Tasting what you eat

Pumpkin – coax with onions, salt and a little sugar. (Photo by Cynthia Nelson)

Tastes Like Home
Hi Everyone,
Do you taste when you eat? In other words, can you discern what it is that you’re eating and drinking when you consume food and beverages? I’m not referring to having a finely tuned palate as that of a chef or someone very familiar with food. Rather, I’m talking about the ability to determine that you are eating the breast meat of chicken rather than the thigh meat; that you’re eating beef and not lamb; or drinking tangerine juice and not orange juice.

Today we have a great variety of foods to choose from and to eat, and yet for all this abundance, we seem to lack a key component to eating, that is, the ability to taste our food. Oh there’s a lot of blame to go around for the lack of taste. Parents have to devise clever ways of disguising vegetables just to get their children to take a nibble. Cultural practices such as incessant lime-and-salting dulls the flavour and texture of many meats, fish and poultry. On the world stage, we have the big profit-making companies that are content to mass-produce products that never see the natural light of day or feel the coolness of rain. It’s all about planting and harvesting produce that crops well, is disease-resistant and freezes well. Good looking yes but severely void of taste.

Pumpkin - coax with onions, salt and a little sugar. (Photo by Cynthia Nelson)
Pumpkin - coax with onions, salt and a little sugar. (Photo by Cynthia Nelson)

The reality is that there is a whole generation out there that has grown up that has never and will never experience the taste of many things. The only peas they’ve tasted is the mass-produced one that comes out of a freezer bag, the only mauby they drink is the syrup version that’s just sugar, water and a heavy dose of spices, vacant of any hint of the bitterness or unique flavour that makes mauby such a prized drink. For many people, cooking and eating vegetable dishes equal the flavour of bacon.

In other words, rather than using a neutral fat such as oil to let the flavour of the vegetable shine through, they opt to start with bacon, the flavour of which envelopes the dish. Don’t get me wrong, I love bacon just as much as the next person and it certainly has it place in many dishes but used with certain other ingredients it takes over; and that my friends is why it is such a popular addition to vegetables because we don’t want to taste vegetables so what do we do? We stifle it.
On the other hand, we cooks often have to battle with ingredients that offer visually high expectations but fail to deliver on taste. A perfect example is that of a tomato – they look so plump, red and ripe with juice, their skin flawless. Slice into them and no juice comes forth, the flesh inside is mushy when you put it in your mouth, and the taste, there is none! The most amazing part is when after sitting on your counter for two weeks the tomatoes still look as rosy and fresh as the day you first bought them!

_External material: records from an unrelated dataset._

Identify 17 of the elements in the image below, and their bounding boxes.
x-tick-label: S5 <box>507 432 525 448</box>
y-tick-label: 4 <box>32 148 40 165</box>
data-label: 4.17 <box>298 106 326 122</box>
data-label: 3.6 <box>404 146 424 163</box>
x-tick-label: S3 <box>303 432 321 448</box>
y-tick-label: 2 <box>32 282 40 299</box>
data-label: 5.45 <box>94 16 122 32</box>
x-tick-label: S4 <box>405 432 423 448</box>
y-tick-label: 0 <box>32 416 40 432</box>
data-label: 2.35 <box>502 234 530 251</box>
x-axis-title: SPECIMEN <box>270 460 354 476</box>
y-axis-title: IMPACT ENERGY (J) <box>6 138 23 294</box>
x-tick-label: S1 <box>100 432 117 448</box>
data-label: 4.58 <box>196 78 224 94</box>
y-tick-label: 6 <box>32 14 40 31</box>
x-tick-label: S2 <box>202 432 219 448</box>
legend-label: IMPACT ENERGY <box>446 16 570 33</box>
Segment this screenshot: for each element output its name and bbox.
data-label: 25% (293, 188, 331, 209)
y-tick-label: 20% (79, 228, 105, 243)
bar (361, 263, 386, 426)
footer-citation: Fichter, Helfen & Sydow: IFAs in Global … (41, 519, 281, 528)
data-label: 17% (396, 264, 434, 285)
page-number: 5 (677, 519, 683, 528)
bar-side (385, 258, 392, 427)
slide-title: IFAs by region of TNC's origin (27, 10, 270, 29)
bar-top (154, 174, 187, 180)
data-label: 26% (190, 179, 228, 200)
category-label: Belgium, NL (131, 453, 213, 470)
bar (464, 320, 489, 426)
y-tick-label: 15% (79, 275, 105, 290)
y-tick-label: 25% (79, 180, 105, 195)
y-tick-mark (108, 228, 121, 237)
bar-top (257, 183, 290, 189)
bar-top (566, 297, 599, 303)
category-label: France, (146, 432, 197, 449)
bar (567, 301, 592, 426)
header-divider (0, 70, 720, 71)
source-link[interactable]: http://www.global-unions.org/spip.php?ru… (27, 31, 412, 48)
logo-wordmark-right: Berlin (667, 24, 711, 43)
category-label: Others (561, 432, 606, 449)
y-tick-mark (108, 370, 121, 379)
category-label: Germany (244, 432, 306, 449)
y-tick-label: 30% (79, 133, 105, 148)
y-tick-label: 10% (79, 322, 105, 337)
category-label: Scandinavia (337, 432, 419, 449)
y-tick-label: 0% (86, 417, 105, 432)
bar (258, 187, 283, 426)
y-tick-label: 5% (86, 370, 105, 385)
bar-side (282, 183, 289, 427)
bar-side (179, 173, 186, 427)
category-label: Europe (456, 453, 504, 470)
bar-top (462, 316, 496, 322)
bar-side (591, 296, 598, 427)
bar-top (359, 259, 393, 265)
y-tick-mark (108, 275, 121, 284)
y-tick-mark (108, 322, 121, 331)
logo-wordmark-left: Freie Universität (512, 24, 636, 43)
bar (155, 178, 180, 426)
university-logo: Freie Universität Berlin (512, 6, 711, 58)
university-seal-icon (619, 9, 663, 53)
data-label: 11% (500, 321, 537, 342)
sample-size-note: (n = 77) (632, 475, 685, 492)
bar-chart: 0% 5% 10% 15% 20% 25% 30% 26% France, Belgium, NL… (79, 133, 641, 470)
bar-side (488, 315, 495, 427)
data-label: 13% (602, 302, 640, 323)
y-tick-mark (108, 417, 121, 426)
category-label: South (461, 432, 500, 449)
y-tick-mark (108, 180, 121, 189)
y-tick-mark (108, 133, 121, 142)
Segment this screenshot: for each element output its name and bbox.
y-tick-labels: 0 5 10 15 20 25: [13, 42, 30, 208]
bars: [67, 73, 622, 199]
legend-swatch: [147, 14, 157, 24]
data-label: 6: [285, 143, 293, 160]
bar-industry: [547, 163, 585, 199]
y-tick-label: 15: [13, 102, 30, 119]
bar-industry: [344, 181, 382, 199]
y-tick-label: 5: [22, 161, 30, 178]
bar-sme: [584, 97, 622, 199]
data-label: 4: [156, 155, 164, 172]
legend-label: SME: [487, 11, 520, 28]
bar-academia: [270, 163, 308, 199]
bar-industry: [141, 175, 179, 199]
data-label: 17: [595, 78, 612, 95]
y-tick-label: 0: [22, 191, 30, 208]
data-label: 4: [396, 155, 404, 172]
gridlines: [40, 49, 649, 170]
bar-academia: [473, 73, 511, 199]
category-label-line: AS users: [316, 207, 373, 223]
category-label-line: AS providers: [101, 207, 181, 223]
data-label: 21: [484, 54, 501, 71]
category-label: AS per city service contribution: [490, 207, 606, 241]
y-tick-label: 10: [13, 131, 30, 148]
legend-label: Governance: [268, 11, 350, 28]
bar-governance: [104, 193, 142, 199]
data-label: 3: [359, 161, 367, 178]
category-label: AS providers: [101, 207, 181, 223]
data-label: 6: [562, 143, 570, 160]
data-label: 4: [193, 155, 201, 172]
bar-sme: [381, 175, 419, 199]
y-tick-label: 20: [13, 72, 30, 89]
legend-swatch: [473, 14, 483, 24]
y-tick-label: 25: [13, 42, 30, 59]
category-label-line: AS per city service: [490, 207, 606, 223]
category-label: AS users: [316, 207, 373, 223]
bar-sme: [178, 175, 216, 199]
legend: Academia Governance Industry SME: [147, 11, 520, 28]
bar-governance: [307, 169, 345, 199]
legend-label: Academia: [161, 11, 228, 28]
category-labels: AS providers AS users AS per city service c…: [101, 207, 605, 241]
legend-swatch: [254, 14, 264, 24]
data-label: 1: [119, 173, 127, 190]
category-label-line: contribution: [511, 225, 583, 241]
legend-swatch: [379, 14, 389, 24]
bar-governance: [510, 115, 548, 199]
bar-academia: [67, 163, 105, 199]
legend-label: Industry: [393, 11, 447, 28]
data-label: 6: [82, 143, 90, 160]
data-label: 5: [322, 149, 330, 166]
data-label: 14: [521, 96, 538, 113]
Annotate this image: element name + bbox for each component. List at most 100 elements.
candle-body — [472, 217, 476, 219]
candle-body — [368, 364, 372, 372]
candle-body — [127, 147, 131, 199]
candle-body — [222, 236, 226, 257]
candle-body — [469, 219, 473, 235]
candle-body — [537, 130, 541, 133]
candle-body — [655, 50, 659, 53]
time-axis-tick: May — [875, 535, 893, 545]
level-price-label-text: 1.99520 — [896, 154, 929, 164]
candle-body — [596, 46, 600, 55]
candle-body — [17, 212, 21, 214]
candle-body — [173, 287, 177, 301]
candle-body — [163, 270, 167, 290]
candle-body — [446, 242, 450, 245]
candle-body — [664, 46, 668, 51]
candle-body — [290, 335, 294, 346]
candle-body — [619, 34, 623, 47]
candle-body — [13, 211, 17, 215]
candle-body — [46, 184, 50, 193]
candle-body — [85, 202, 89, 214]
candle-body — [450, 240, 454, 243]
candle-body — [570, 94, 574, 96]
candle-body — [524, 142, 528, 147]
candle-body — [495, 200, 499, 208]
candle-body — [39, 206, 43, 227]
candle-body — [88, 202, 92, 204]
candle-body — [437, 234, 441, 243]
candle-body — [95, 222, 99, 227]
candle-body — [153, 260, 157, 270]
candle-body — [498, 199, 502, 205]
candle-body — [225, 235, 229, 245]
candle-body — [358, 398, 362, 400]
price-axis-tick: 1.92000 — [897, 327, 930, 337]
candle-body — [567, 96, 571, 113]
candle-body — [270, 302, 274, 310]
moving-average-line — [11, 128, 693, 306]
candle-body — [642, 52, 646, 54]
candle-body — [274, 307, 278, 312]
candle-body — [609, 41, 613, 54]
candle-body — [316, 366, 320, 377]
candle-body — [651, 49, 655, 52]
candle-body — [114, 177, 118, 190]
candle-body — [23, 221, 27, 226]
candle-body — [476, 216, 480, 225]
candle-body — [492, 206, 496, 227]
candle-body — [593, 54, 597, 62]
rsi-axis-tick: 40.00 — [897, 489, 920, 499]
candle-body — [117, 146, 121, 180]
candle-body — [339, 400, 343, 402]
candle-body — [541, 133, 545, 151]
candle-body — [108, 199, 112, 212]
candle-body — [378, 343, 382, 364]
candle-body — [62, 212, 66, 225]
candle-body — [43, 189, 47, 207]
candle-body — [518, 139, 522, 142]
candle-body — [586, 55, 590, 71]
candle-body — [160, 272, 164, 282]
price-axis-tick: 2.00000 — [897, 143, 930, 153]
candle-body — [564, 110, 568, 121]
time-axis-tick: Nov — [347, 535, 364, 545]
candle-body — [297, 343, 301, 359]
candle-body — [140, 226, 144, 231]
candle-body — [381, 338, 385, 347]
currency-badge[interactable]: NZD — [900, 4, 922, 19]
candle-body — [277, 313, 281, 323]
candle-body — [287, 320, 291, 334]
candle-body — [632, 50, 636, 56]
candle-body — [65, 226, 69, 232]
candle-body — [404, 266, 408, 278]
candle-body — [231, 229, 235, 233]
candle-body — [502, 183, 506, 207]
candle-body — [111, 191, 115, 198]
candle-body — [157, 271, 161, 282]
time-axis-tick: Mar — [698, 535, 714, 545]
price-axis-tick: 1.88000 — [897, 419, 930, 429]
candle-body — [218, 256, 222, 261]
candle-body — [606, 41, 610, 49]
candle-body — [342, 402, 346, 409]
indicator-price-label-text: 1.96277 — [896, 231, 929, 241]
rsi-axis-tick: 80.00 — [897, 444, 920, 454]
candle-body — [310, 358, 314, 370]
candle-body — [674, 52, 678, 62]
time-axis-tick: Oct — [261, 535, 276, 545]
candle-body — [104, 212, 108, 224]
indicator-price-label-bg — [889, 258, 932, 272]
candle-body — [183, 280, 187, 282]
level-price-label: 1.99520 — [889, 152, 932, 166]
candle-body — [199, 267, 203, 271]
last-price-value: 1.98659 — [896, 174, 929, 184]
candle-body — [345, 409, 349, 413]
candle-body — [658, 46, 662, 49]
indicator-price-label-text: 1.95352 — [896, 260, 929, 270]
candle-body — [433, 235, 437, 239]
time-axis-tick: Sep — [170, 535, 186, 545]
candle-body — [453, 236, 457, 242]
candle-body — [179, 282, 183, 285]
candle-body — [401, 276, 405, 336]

Just like bacon, using too many seasonings – herbs, spices and other aromatics can mask and dull the flavour of many things. The use of such seasonings should be to enhance, elevate and coax not smother or take over. I have a friend who once told me that before she began eating food I’d make that she was unable to tell the difference between various meats. Not to blow my own trumpet, but through my cooking she was able to experience the different tastes in terms of texture and flavour. These days my friend boldly declares what it is that she wants to eat because she can determine what her taste buds are craving.

On any given day there are a myriad of reasons why we make the choices we do to cook and eat certain things but one of the reasons we get excited is because we feel like having that particular dish, we crave the taste of it. We want to experience and enjoy the taste. Many of us, fortunately, still live in parts of the world and places where we can purchase and enjoy food that’s never seen the insides of a lab and have not been genetically modified in any way. We still have available to us ingredients with taste and we need to take full advantage of such a privilege especially as the world continues to shrink through globalization and large food-producing companies, corporations and entities gobble up farmers, gardeners and small dairy producers.

If we’re not careful we will lose taste on two levels – first by the choices we make when we purchase and secondly by the applications and methods we employ that render our food indistinguishable from one meat to another, one vegetable to another or one drink to another. And science is not necessarily on our side.

The more technologically advanced we get, the more mutated our foods will become. That’s a fact. That’s a reality. We don’t have to look far to see, feel and taste the scientific experimentations. Tell me, when is the last time you went into a coffee shop and were not been bombarded with artificial sweeteners? When you walk the aisles of your supermarket or megastore, tell me you don’t stop and engage yourself in a debate as to whether you should pick up the no-fat, low-fat or light version of milk, butter or cheese. Tell me that you don’t often wonder what has been taken out and what has been put in so that many of these products still retain their looks.

The thing is that it is not too late to taste or to start tasting – farmers’ markets have been making steady strides in getting people to eat local. Some governments and organisations have been encouraging us to grow our own. Sustainable agriculture is on the rise.

Eat seasonally and taste how sweet the mango, pumpkin and pineapple are. Let the chickens run free, let the cows feed on the grass… Taste your food, before it is too late.